D.C. NOTES

My New Year’s resolution is the same every year: find some way to stay in this business and make more money. However, this time, I think I’ve got a plan that will work (for the money part). After reading a Dec. 17 letter from Terry Carlstrom, a regional director for the National Park Service, to WTB chief Dan Phythyon protesting U.S. Cellular’s plan to build a 260-foot lattice tower near Harper’s Ferry National Historic Park in West Virginia, I have decided to lease out my deck as a cell site, albeit a small one.

Living on the top floor of my condo building, I have access to the roof; there probably would be no problem with my neighbors (the most apathetic bunch of people you’ve ever met, unless the cable goes out), and I’d just tell them it was a DBS dish; I hold two positions on the condo board; and Montgomery County, Md., sure has had its problems with tower siting. I wouldn’t ask much in remuneration; I have two-plus years of college payments in front of me that I’d like to see cleared, and then I plan to move. Give me a call.

There are other industry leaders who have wishes and resolutions for 1998, including:

Tom Wheeler, Cellular Telecommunications Industry Association-“My New Year’s wish is that policy makers would wake up and realize that the competitive market they created has forced them to change how they bury government mandates in phone bills.”

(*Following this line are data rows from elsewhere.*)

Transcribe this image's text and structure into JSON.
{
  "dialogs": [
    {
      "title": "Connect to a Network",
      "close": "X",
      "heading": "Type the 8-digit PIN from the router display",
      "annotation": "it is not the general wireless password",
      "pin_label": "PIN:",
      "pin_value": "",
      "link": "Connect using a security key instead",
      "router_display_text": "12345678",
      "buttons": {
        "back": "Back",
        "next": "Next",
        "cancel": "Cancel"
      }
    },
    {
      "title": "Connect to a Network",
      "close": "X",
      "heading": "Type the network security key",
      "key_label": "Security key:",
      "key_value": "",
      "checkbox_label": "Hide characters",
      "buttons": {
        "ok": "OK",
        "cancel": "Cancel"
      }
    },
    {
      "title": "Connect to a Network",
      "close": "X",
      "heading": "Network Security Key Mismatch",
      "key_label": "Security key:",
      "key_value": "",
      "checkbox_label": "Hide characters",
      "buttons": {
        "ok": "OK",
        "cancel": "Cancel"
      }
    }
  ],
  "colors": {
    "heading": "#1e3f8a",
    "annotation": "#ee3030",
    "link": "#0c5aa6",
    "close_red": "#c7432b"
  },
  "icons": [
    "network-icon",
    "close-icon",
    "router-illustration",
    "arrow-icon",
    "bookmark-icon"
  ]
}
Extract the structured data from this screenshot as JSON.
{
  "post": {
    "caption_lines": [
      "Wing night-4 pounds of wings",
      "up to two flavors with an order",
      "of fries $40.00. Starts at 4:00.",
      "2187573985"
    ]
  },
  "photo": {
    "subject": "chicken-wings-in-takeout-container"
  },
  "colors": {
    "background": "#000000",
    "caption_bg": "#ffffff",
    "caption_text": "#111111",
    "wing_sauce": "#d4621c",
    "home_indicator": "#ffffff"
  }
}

Dan Phythyon, FCC WTB chief-“I resolve that there be a phone in every pocket and a tower on every roof.” (Good. Maybe my financial plan will work.)

Alan Shark, American Mobile Telecommunications Association-“I wish the powers that be will recognize that the cumulative effect of all their regulation and legislation has hurt small businesses, and that they will wake up and listen to those people who have suggested ways to be pro-competitive. Regulators and congressmen have operated not out of malice, but out of ignorance.”

Jay Kitchen, Personal Communications Industry Association-“Our New Year’s resolution is to lead the wireless industry to victory on the interconnection issue, and to forge a settlement on CALEA that includes PCS and extends the compliance date.”

Mark Crosby, Industrial Telecommunications Association-“My wish is that the FCC finally sees the light and allocates spectrum for the private radio industry, which enables America’s industrial, transportation and business sectors to enhance their contributions to society and to the general welfare of the public. My resolution is that I will quit picking on public safety in 1998.”